Druga fala koronawirusa przed nami? Eksperci wyjaśniają, jak dokładnie może przebiegać
Koronawirus SARS-CoV-2 zainfekował już ponad 38 mln osób na całym świecie i zabił ponad 1 mln. Jak długo jeszcze potrwa epidemia i czy druga fala będzie jeszcze groźniejsza? Naukowcy wciąż nie znają wielu odpowiedzi, ale udało im się ustalić kilka kluczowych faktów.
14.10.2020 | aktual.: 14.10.2020 12:03
Zalogowani mogą więcej
Możesz zapisać ten artykuł na później. Znajdziesz go potem na swoim koncie użytkownika
Wielu ekspertów uważa, że zbyt wcześnie łagodzone są przepisy dotyczące bezpieczeństwa w takcie pandemii. Ich zdaniem otwarcie szkół, parków, obiektów publicznych czy restauracji może przynieść zbyt dużo szkód. WHO zdaje się być tego samego zdania, ponieważ w trakcie jednego z wcześniejszych wystąpień dyrektor Tedros Adhanom Ghebreyesus pytał, czy lokalne służby zdrowia są gotowe na wzrost zachorowań.
Inni eksperci są jednak zdania, że łagodzenie obostrzeń jest konieczne, by utrzymać gospodarkę, a jednocześnie dać środkom ochrony zdrowia szansę na przygotowanie się na drugą falę. Ta najprawdopodobniej będzie miała miejsce pod koniec tego roku lub na przełomie 2020/21.
Pełny zakres krótko- i długoterminowych skutków koronawirusa oraz wywoływanej przez niego choroby COVID-19 są nadal nieznane. Naukowcy nie wiedzą także z całkowitą pewnością, czy możliwe jest ponowne zachorowanie. Jednak część badań wskazuje na to, że nie wszyscy pacjenci wytwarzają przeciwciała, stąd ryzyko ponownego zakażenia jest duże.
Kiedy mówimy o "drugiej fali"?
Warto na początku wyjaśnić, czym w ogóle jest "fala" pandemii. Jest to okres zwiększonego przenoszenia się choroby. O jej końcu mówimy wtedy, gdy ogólny wskaźnik zakażeń spada. I chociaż wciąż rośnie liczba zakażeń SARS-CoV-2 na całym świecie, to w niektórych regionach zauważa się, że przyrost ten zmniejsza się.
Jeśli wskaźniki znów zaczną rosnąć w tych miejscach - będzie mowa o drugiej fali, co jest obserwowano w coraz większej liczbie regionów świata. Rónież w Polsce w ostatnich dniach Ministerstwo Zdrowia potwierdza gwałtowny wzrost dziennej liczby zakażeń COVID-19, chociaż oficjalnie nie mówi się jeszcze o drugiej fali.

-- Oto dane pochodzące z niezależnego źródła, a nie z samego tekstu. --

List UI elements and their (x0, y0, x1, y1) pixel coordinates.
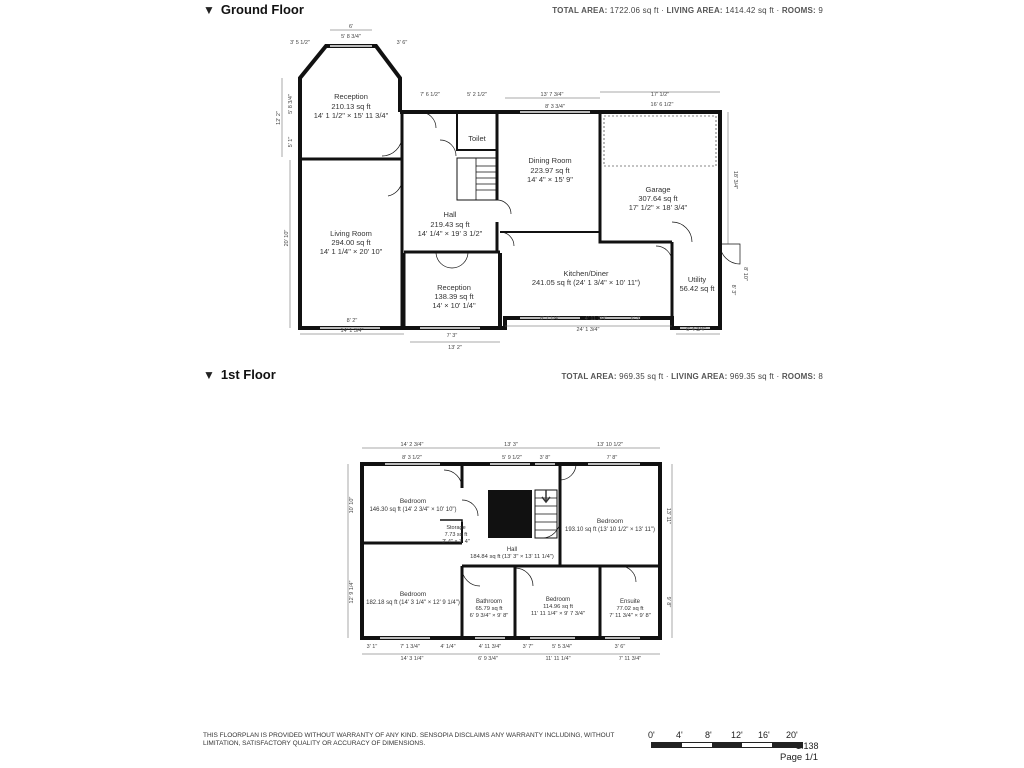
room-reception-bottom-size: 14' × 10' 1/4" (432, 301, 476, 310)
dim-left-v2: 5' 8 3/4" (288, 94, 294, 114)
dim-left-v3: 5' 1" (288, 136, 294, 148)
dim-hall-top: 7' 6 1/2" (420, 92, 440, 98)
dim-living-total: 14' 1 3/4" (340, 328, 364, 334)
page-number: Page 1/1 (780, 752, 819, 763)
scale-bar-graphic (651, 742, 803, 748)
dim-dining-top: 13' 7 3/4" (540, 92, 564, 98)
room-reception-top-name: Reception (334, 92, 368, 101)
dim-top-right: 13' 10 1/2" (597, 442, 623, 448)
dim-window-m1: 5' 9 1/2" (502, 455, 522, 461)
room-utility-area: 56.42 sq ft (679, 284, 715, 293)
room-toilet-name: Toilet (468, 134, 486, 143)
scale-ratio: 1:138 (796, 741, 819, 751)
dim-utility-right: 8' 10" (742, 267, 748, 281)
dim-bay-right: 3' 6" (396, 40, 408, 46)
collapse-triangle-icon[interactable]: ▼ (203, 3, 215, 17)
dim-bottom-5: 3' 7" (522, 644, 534, 650)
scale-tick-labels (648, 730, 808, 740)
dim-bottom-total-1: 14' 3 1/4" (400, 656, 424, 662)
dim-bottom-1: 3' 1" (366, 644, 378, 650)
rooms-label: ROOMS: (781, 372, 816, 381)
dim-window-m2: 3' 8" (539, 455, 551, 461)
dim-bottom-total-4: 7' 11 3/4" (618, 656, 642, 662)
dim-right-v1: 13' 11" (665, 507, 671, 525)
dim-reception-bottom: 7' 3" (446, 333, 458, 339)
room-hall-size: 14' 1/4" × 19' 3 1/2" (417, 229, 483, 238)
room-bedroom-bl-name: Bedroom (399, 591, 427, 598)
room-bedroom-tr-area: 193.10 sq ft (13' 10 1/2" × 13' 11") (565, 527, 655, 533)
rooms-value: 9 (818, 6, 823, 15)
room-bedroom-tl-name: Bedroom (399, 498, 427, 505)
dim-bottom-6: 5' 5 3/4" (552, 644, 572, 650)
scale-tick: 8' (705, 730, 712, 740)
dim-top-mid: 13' 3" (504, 442, 518, 448)
room-storage-size: 2' 4" × 3' 4" (442, 539, 470, 545)
room-ensuite-size: 7' 11 3/4" × 9' 8" (609, 613, 651, 619)
room-bathroom-size: 6' 9 3/4" × 9' 8" (469, 613, 509, 619)
dim-left-v2: 12' 9 1/4" (349, 580, 355, 604)
dim-bottom-total-3: 11' 11 1/4" (545, 656, 571, 662)
stair-void (488, 490, 532, 538)
dim-bay-top: 6' (348, 24, 354, 30)
room-bedroom-bm-area: 114.96 sq ft (543, 604, 573, 610)
first-floor-title: 1st Floor (220, 367, 276, 382)
room-garage-area: 307.64 sq ft (638, 194, 678, 203)
room-reception-bottom-area: 138.39 sq ft (434, 292, 474, 301)
rooms-label: ROOMS: (781, 6, 816, 15)
dim-kitchen-w2: 4' 11 3/4" (584, 316, 608, 322)
dim-kitchen-w1: 8' 7 1/4" (540, 316, 560, 322)
room-bedroom-bl-area: 182.18 sq ft (14' 3 1/4" × 12' 9 1/4") (366, 600, 460, 606)
room-reception-top-area: 210.13 sq ft (331, 102, 371, 111)
room-hall-area: 184.84 sq ft (13' 3" × 13' 11 1/4") (470, 554, 554, 560)
scale-tick: 4' (676, 730, 683, 740)
room-hall-area: 219.43 sq ft (430, 220, 470, 229)
dim-bay-left: 3' 5 1/2" (290, 40, 310, 46)
room-reception-bottom-name: Reception (437, 283, 471, 292)
scale-bar (648, 730, 820, 766)
first-floor-stats: TOTAL AREA: 969.35 sq ft · LIVING AREA: 969.35 sq ft · ROOMS: 8 (561, 372, 823, 381)
room-dining-size: 14' 4" × 15' 9" (527, 175, 573, 184)
room-storage-area: 7.73 sq ft (444, 532, 468, 538)
dim-kitchen-total: 24' 1 3/4" (576, 327, 600, 333)
room-dining-name: Dining Room (528, 156, 572, 165)
room-bathroom-area: 65.79 sq ft (475, 606, 503, 612)
room-ensuite-area: 77.02 sq ft (616, 606, 644, 612)
room-storage-name: Storage (446, 525, 466, 531)
dim-dining-window: 8' 3 3/4" (545, 104, 565, 110)
dim-bay-inner: 5' 8 3/4" (341, 34, 361, 40)
room-living-area: 294.00 sq ft (331, 238, 371, 247)
scale-tick: 20' (786, 730, 798, 740)
room-living-size: 14' 1 1/4" × 20' 10" (319, 247, 383, 256)
dim-kitchen-w3: 6' 3" (630, 316, 642, 322)
room-garage-name: Garage (645, 185, 671, 194)
rooms-value: 8 (818, 372, 823, 381)
dim-garage-right: 18' 3/4" (732, 170, 738, 190)
scale-tick: 12' (731, 730, 743, 740)
room-bathroom-name: Bathroom (475, 599, 503, 605)
dim-bottom-4: 4' 11 3/4" (478, 644, 502, 650)
room-ensuite-name: Ensuite (619, 599, 641, 605)
living-area-value: 1414.42 sq ft (725, 6, 775, 15)
total-area-label: TOTAL AREA: (552, 6, 608, 15)
ground-floor-plan (0, 0, 1024, 360)
dim-living-bottom: 8' 2" (346, 318, 358, 324)
stairs-arrow-icon (542, 490, 550, 502)
room-utility-name: Utility (687, 275, 707, 284)
dim-garage-inner: 16' 6 1/2" (650, 102, 674, 108)
room-reception-top-size: 14' 1 1/2" × 15' 11 3/4" (313, 111, 389, 120)
dim-left-v1: 12' 2" (276, 111, 282, 125)
ground-floor-stats: TOTAL AREA: 1722.06 sq ft · LIVING AREA: 1414.42 sq ft · ROOMS: 9 (552, 6, 823, 15)
dim-bottom-total-2: 6' 9 3/4" (478, 656, 498, 662)
living-area-value: 969.35 sq ft (729, 372, 775, 381)
total-area-value: 1722.06 sq ft (609, 6, 659, 15)
dim-bottom-2: 7' 1 3/4" (400, 644, 420, 650)
living-area-label: LIVING AREA: (671, 372, 728, 381)
room-bedroom-bm-name: Bedroom (545, 597, 571, 603)
first-floor-plan (0, 420, 1024, 720)
dim-left-v4: 20' 10" (284, 229, 290, 247)
dim-bottom-7: 3' 6" (614, 644, 626, 650)
dim-left-v1: 10' 10" (349, 496, 355, 514)
room-hall-name: Hall (443, 210, 457, 219)
dim-bottom-3: 4' 1/4" (440, 644, 456, 650)
scale-tick: 0' (648, 730, 655, 740)
collapse-triangle-icon[interactable]: ▼ (203, 368, 215, 382)
first-floor-header (203, 366, 276, 384)
dim-window-tr: 7' 8" (606, 455, 618, 461)
room-kitchen-area: 241.05 sq ft (24' 1 3/4" × 10' 11") (531, 278, 641, 287)
dim-toilet-top: 5' 2 1/2" (467, 92, 487, 98)
room-bedroom-tr-name: Bedroom (596, 518, 624, 525)
room-bedroom-tl-area: 146.30 sq ft (14' 2 3/4" × 10' 10") (369, 507, 457, 513)
room-kitchen-name: Kitchen/Diner (563, 269, 609, 278)
room-garage-size: 17' 1/2" × 18' 3/4" (628, 203, 688, 212)
dim-right-v2: 9' 8" (665, 596, 671, 608)
dim-top-left: 14' 2 3/4" (400, 442, 424, 448)
dim-window-tl: 8' 3 1/2" (402, 455, 422, 461)
disclaimer: THIS FLOORPLAN IS PROVIDED WITHOUT WARRANTY OF ANY KIND. SENSOPIA DISCLAIMS ANY WARRANTY INCLUDING, WITHOUT LIMITATION, SATISFACTORY QUALITY OR ACCURACY OF DIMENSIONS. (203, 732, 615, 747)
total-area-label: TOTAL AREA: (561, 372, 617, 381)
dim-utility-right2: 8' 3" (730, 284, 736, 296)
room-hall-name: Hall (506, 547, 518, 553)
room-bedroom-bm-size: 11' 11 1/4" × 9' 7 3/4" (531, 611, 585, 617)
room-living-name: Living Room (330, 229, 372, 238)
dim-reception-total: 13' 2" (448, 345, 462, 351)
room-dining-area: 223.97 sq ft (530, 166, 570, 175)
ground-floor-title: Ground Floor (220, 2, 304, 17)
dim-utility-bottom: 6' 4 3/4" (686, 327, 706, 333)
dim-garage-top: 17' 1/2" (650, 92, 670, 98)
total-area-value: 969.35 sq ft (619, 372, 664, 381)
scale-tick: 16' (758, 730, 770, 740)
living-area-label: LIVING AREA: (666, 6, 723, 15)
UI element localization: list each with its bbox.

Jak uderzy druga fala koronawirusa?
Eksperci są zdania, że brak ujednoliconego planu łagodzenia wytycznych może mieć znaczący wpływ na siłę drugiej fali COVID-19. Widać to przede wszystkim w USA, gdzie poszczególne stany przyjmują różną politykę dotyczącą zabezpieczeń. To właśnie w Stanach Zjednoczonych w ostatnich dniach odnotowano gwałtowny wzrost zakażeń po raz pierwszy od sierpnia br.
Gdy ludzie podróżują z obszarów najciężej dotkniętych do miejsc o znacznie mniejszej liczbie infekcji, druga fala zakażeń może nastąpić szybciej niż przewidują specjaliści. W rozmowie z Cnet, Ali Khan, były urzędnik CDC, przyznał, że druga fala może obejmować wiele jednoczesnych, mniejszych wybuchów niż jedną pojedynczą falę.
Cnet wymienia również innych ekspertów ds. zdrowia publicznego - w tym dyrektor Centrów Kontroli i Zapobiegania Chorobom, dr Robert Redfield i dr Anthony Fauci, dyrektor Narodowego Instytutu Alergii i Chorób Zakaźnych. Oczekują oni kolejnego dużego wzrostu zakażeń jesień lub zima, co potwierdza się z informacjami podanymi przez WHO.
Taki wniosek został oparty przede wszystkim na obserwacji ataków innych wirusów, które występują sezonowo, w tym grypy. Część badań sugeruje jednak, że pogoda i temperatura nie mają znaczenia w przypadku rozprzestrzeniania się SARS-CoV-2.
Możliwe więc, że jesienny lub zimowy nawrót pandemii ma związek z ponownym ożywieniem gospodarczym i z konkretnymi warunkami atmosferycznymi. Na razie pozostaje nam czekać i mieć nadzieję, że badania nad szczepionką będą przebiegać bez komplikacji.